Era hasta hace pocos años un gran desconocido, especialmente en su tierra. En Las Palmas de G.C., donde nació su padre, existe una sala del Museo Miller, en la plaza de Santa Catalina, dedicada a él, con una serie de maquetas de las muchas máquinas de su invención, así como paneles de su vida y obra. Por eso allí, lógicamente, debe de ser más conocido. A partir de la creación de la Fundación que lleva su nombre, en el año 2002, se comenzaron una serie de jornadas, algunas internacionales, sobre su figura.
El año 2008 se cumplió el 250 aniversario de su nacimiento en el Puerto de la Cruz, y con el objeto de agasajar a una expedición de ingenieros rusos que se personaron aquí, se desarrollaron una serie de actos que colaboraron a difundir su conocimiento.
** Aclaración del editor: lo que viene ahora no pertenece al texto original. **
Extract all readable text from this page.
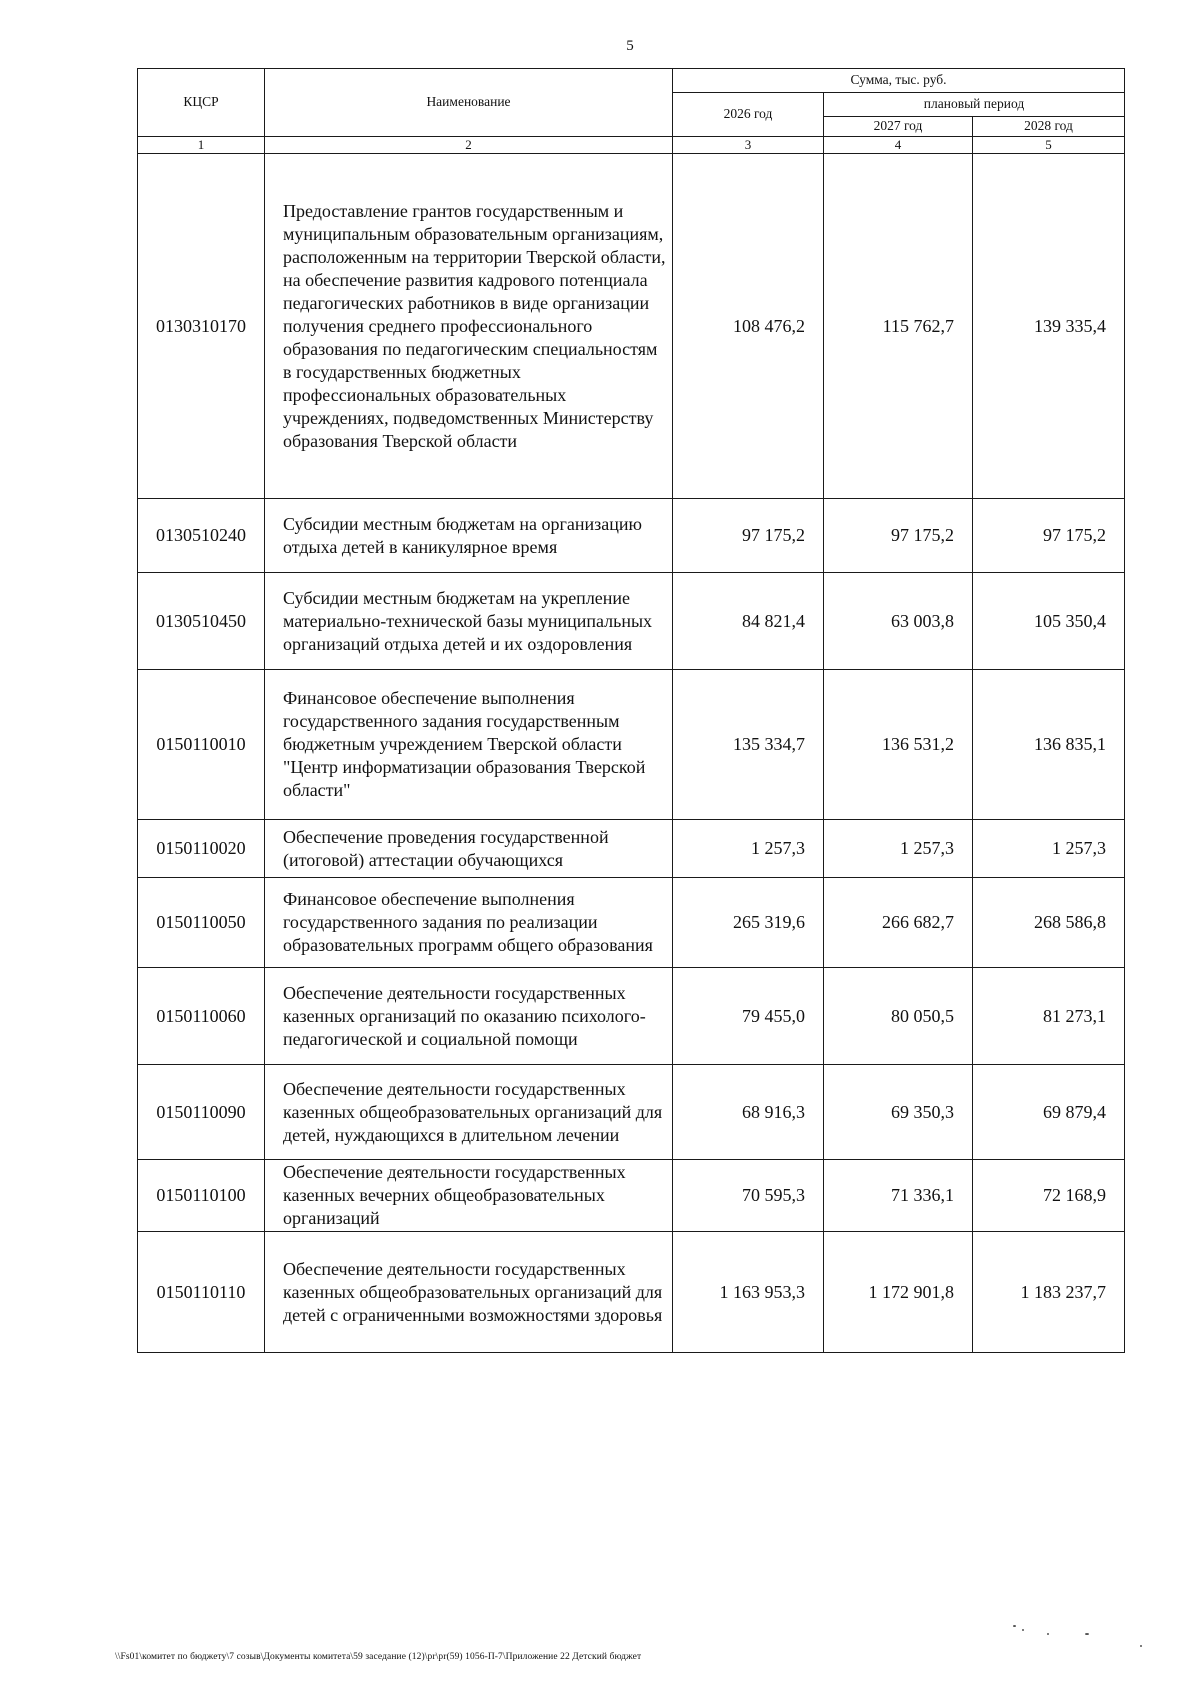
5
КЦСР	Наименование	Сумма, тыс. руб.		
		2026 год	плановый период	
			2027 год	2028 год
1	2	3	4	5
0130310170	Предоставление грантов государственным и муниципальным образовательным организациям, расположенным на территории Тверской области, на обеспечение развития кадрового потенциала педагогических работников в виде организации получения среднего профессионального образования по педагогическим специальностям в государственных бюджетных профессиональных образовательных учреждениях, подведомственных Министерству образования Тверской области	108 476,2	115 762,7	139 335,4
0130510240	Субсидии местным бюджетам на организацию отдыха детей в каникулярное время	97 175,2	97 175,2	97 175,2
0130510450	Субсидии местным бюджетам на укрепление материально-технической базы муниципальных организаций отдыха детей и их оздоровления	84 821,4	63 003,8	105 350,4
0150110010	Финансовое обеспечение выполнения государственного задания государственным бюджетным учреждением Тверской области "Центр информатизации образования Тверской области"	135 334,7	136 531,2	136 835,1
0150110020	Обеспечение проведения государственной (итоговой) аттестации обучающихся	1 257,3	1 257,3	1 257,3
0150110050	Финансовое обеспечение выполнения государственного задания по реализации образовательных программ общего образования	265 319,6	266 682,7	268 586,8
0150110060	Обеспечение деятельности государственных казенных организаций по оказанию психолого-педагогической и социальной помощи	79 455,0	80 050,5	81 273,1
0150110090	Обеспечение деятельности государственных казенных общеобразовательных организаций для детей, нуждающихся в длительном лечении	68 916,3	69 350,3	69 879,4
0150110100	Обеспечение деятельности государственных казенных вечерних общеобразовательных организаций	70 595,3	71 336,1	72 168,9
0150110110	Обеспечение деятельности государственных казенных общеобразовательных организаций для детей с ограниченными возможностями здоровья	1 163 953,3	1 172 901,8	1 183 237,7
\\Fs01\комитет по бюджету\7 созыв\Документы комитета\59 заседание (12)\pr\pr(59) 1056-П-7\Приложение 22 Детский бюджет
Se escribió un libro sobre la correspondencia entre Agustín y su familia, que continuó en Tenerife, escrito por el abogado y cónsul honorario de Austria D. Juan Cullen Salazar, descendiente colateral de Betancourt y que conserva el archivo familiar. Este libro ha sido presentado en varias ciudades europeas: París, Bruselas, San Petersburgo? Se realizó igualmente un reportaje en vídeo por Desirée Hernández, y se puso a una avenida del Puerto el nombre de Familia Betancourt y Molina, pues ya Agustín tenía su calle.
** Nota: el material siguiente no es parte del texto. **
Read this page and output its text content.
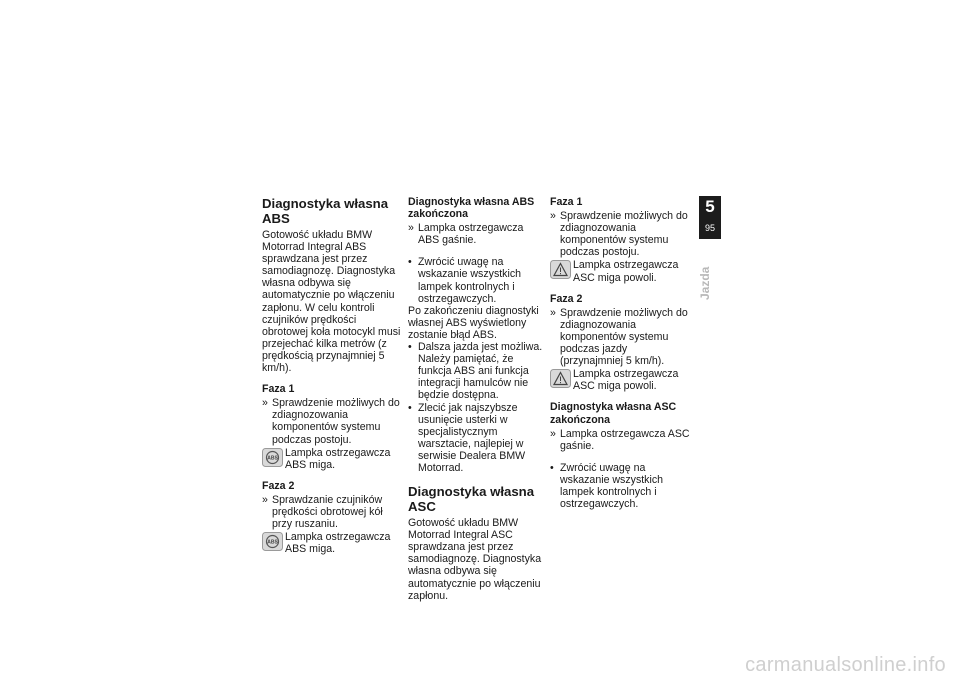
Diagnostyka własna ABS

Gotowość układu BMW Motorrad Integral ABS sprawdzana jest przez samodiagnozę. Diagnostyka własna odbywa się automatycznie po włączeniu zapłonu. W celu kontroli czujników prędkości obrotowej koła motocykl musi przejechać kilka metrów (z prędkością przynajmniej 5 km/h).

Faza 1
» Sprawdzenie możliwych do zdiagnozowania komponentów systemu podczas postoju.
ABS Lampka ostrzegawcza ABS miga.
Faza 2
» Sprawdzanie czujników prędkości obrotowej kół przy ruszaniu.
ABS Lampka ostrzegawcza ABS miga.
Diagnostyka własna ABS zakończona
» Lampka ostrzegawcza ABS gaśnie.
• Zwrócić uwagę na wskazanie wszystkich lampek kontrolnych i ostrzegawczych.

Po zakończeniu diagnostyki własnej ABS wyświetlony zostanie błąd ABS.

• Dalsza jazda jest możliwa. Należy pamiętać, że funkcja ABS ani funkcja integracji hamulców nie będzie dostępna.
• Zlecić jak najszybsze usunięcie usterki w specjalistycznym warsztacie, najlepiej w serwisie Dealera BMW Motorrad.
Diagnostyka własna ASC

Gotowość układu BMW Motorrad Integral ASC sprawdzana jest przez samodiagnozę. Diagnostyka własna odbywa się automatycznie po włączeniu zapłonu.

Faza 1
» Sprawdzenie możliwych do zdiagnozowania komponentów systemu podczas postoju.
Lampka ostrzegawcza ASC miga powoli.
Faza 2
» Sprawdzenie możliwych do zdiagnozowania komponentów systemu podczas jazdy (przynajmniej 5 km/h).
Lampka ostrzegawcza ASC miga powoli.
Diagnostyka własna ASC zakończona
» Lampka ostrzegawcza ASC gaśnie.
• Zwrócić uwagę na wskazanie wszystkich lampek kontrolnych i ostrzegawczych.
5
95
Jazda
carmanualsonline.info
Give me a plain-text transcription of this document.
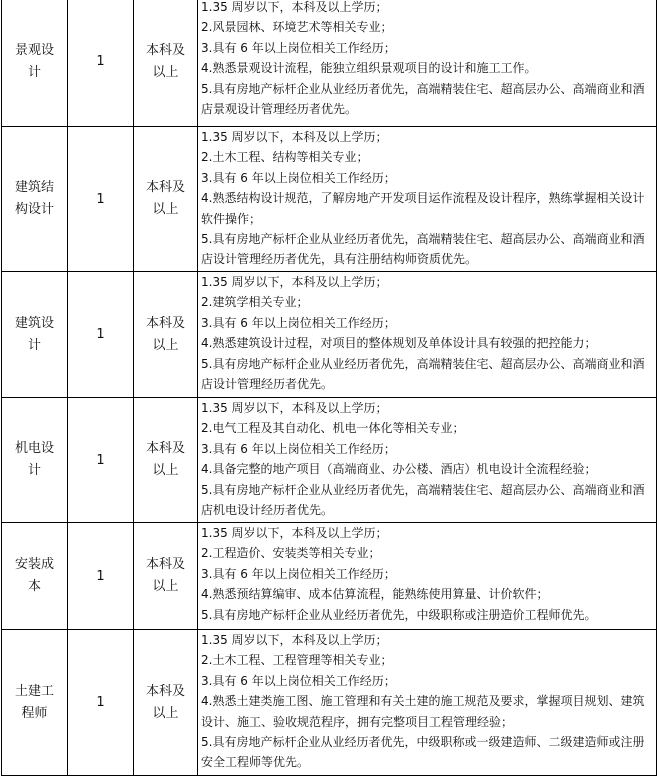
景观设计	1	本科及以上	1.35 周岁以下，本科及以上学历；
2.风景园林、环境艺术等相关专业；
3.具有 6 年以上岗位相关工作经历；
4.熟悉景观设计流程，能独立组织景观项目的设计和施工工作。
5.具有房地产标杆企业从业经历者优先，高端精装住宅、超高层办公、高端商业和酒店景观设计管理经历者优先。

建筑结构设计	1	本科及以上	1.35 周岁以下，本科及以上学历；
2.土木工程、结构等相关专业；
3.具有 6 年以上岗位相关工作经历；
4.熟悉结构设计规范，了解房地产开发项目运作流程及设计程序，熟练掌握相关设计软件操作；
5.具有房地产标杆企业从业经历者优先，高端精装住宅、超高层办公、高端商业和酒店设计管理经历者优先，具有注册结构师资质优先。

建筑设计	1	本科及以上	1.35 周岁以下，本科及以上学历；
2.建筑学相关专业；
3.具有 6 年以上岗位相关工作经历；
4.熟悉建筑设计过程，对项目的整体规划及单体设计具有较强的把控能力；
5.具有房地产标杆企业从业经历者优先，高端精装住宅、超高层办公、高端商业和酒店设计管理经历者优先。

机电设计	1	本科及以上	1.35 周岁以下，本科及以上学历；
2.电气工程及其自动化、机电一体化等相关专业；
3.具有 6 年以上岗位相关工作经历；
4.具备完整的地产项目（高端商业、办公楼、酒店）机电设计全流程经验；
5.具有房地产标杆企业从业经历者优先，高端精装住宅、超高层办公、高端商业和酒店机电设计经历者优先。

安装成本	1	本科及以上	1.35 周岁以下，本科及以上学历；
2.工程造价、安装类等相关专业；
3.具有 6 年以上岗位相关工作经历；
4.熟悉预结算编审、成本估算流程，能熟练使用算量、计价软件；
5.具有房地产标杆企业从业经历者优先，中级职称或注册造价工程师优先。

土建工程师	1	本科及以上	1.35 周岁以下，本科及以上学历；
2.土木工程、工程管理等相关专业；
3.具有 6 年以上岗位相关工作经历；
4.熟悉土建类施工图、施工管理和有关土建的施工规范及要求，掌握项目规划、建筑设计、施工、验收规范程序，拥有完整项目工程管理经验；
5.具有房地产标杆企业从业经历者优先，中级职称或一级建造师、二级建造师或注册安全工程师等优先。
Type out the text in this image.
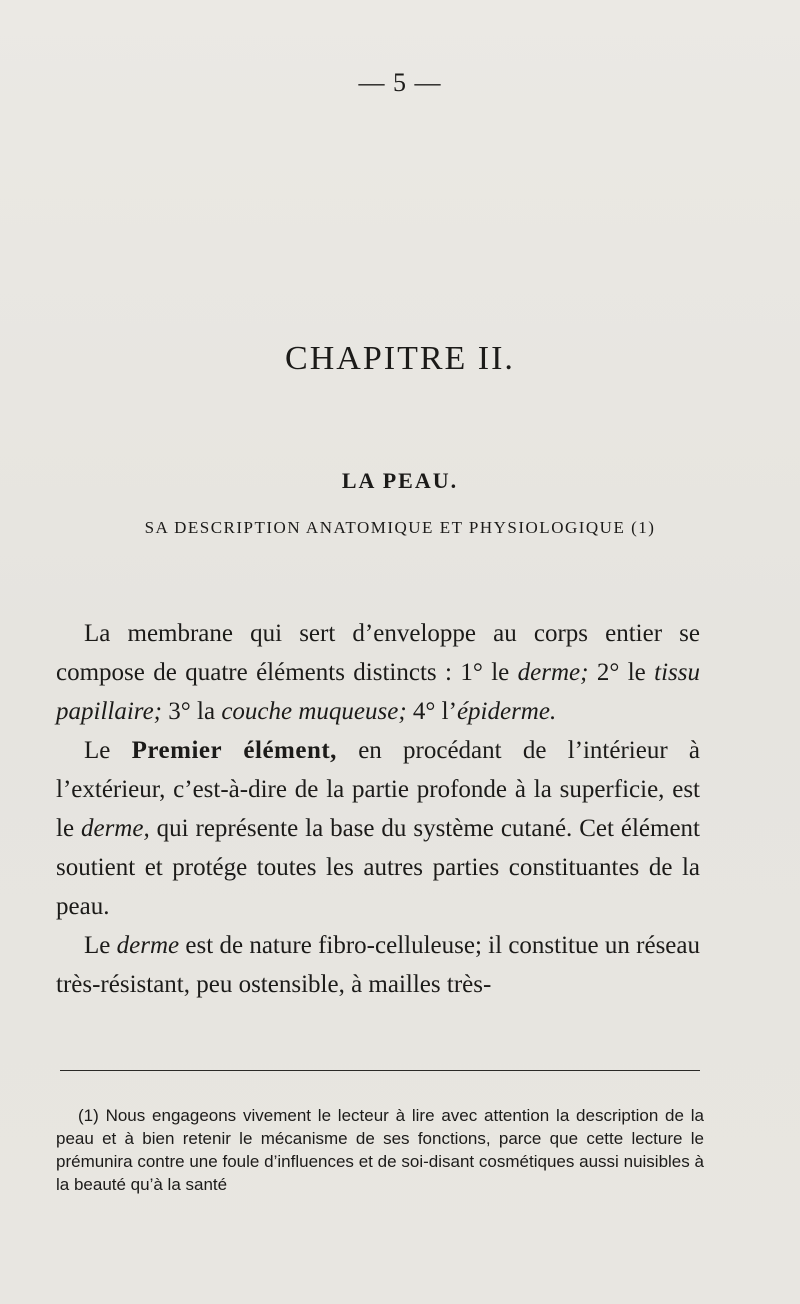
— 5 —
CHAPITRE II.
LA PEAU.
SA DESCRIPTION ANATOMIQUE ET PHYSIOLOGIQUE (1)

La membrane qui sert d’enveloppe au corps entier se compose de quatre éléments distincts : 1° le derme; 2° le tissu papillaire; 3° la couche muqueuse; 4° l’épiderme.

Le Premier élément, en procédant de l’intérieur à l’extérieur, c’est-à-dire de la partie profonde à la superficie, est le derme, qui représente la base du système cutané. Cet élément soutient et protége toutes les autres parties constituantes de la peau.

Le derme est de nature fibro-celluleuse; il constitue un réseau très-résistant, peu ostensible, à mailles très-

(1) Nous engageons vivement le lecteur à lire avec attention la description de la peau et à bien retenir le mécanisme de ses fonctions, parce que cette lecture le prémunira contre une foule d’influences et de soi-disant cosmétiques aussi nuisibles à la beauté qu’à la santé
Las Fundaciones de esta tipología realizan sus actividades gracias a aportaciones o subvenciones de los organismos públicos, a los que ya hemos dicho, complementan en sus actividades. De esta manera, desde su fundación ha realizado la labor de más de una docena de ciclos de conferencias y Jornadas Históricas, algunas internacionales, gracias a una subvención que concedía el Gobierno de Canarias, a través de la Consejería de Infraestructuras, ahora de Obras Públicas, como más afín a las actividades culturales desarrolladas. Sin embargo, desde el año 2008, la citada subvención ha sido reducida a cero, y eso que estaba incluida en los Presupuestos de la Consejería, pues se había logrado en el año 2007 considerarla "nominada". También pueden financiarse a través de patrocinios o mecenazgos. El anterior presidente del Gobierno canario, D. Adán Martín Menis, que aceptó el nombramiento de presidente honorario de la Fundación, tenemos entendido que encargó a Dña. Marisa Tejedor, entonces consejera de Industria, y a D. Domingo Berriel, de Medio Ambiente, que convocaran una reunión con empresarios con el fin de lograr este patrocinio o mecenazgo, desgravable para las empresas en un determinado tanto por ciento, dado el carácter de la Fundación. Nunca se llegó a realizar, y las gestiones realizadas por el presidente en este sentido, por unas razones u otras, no han dado resultado. La situación es crítica.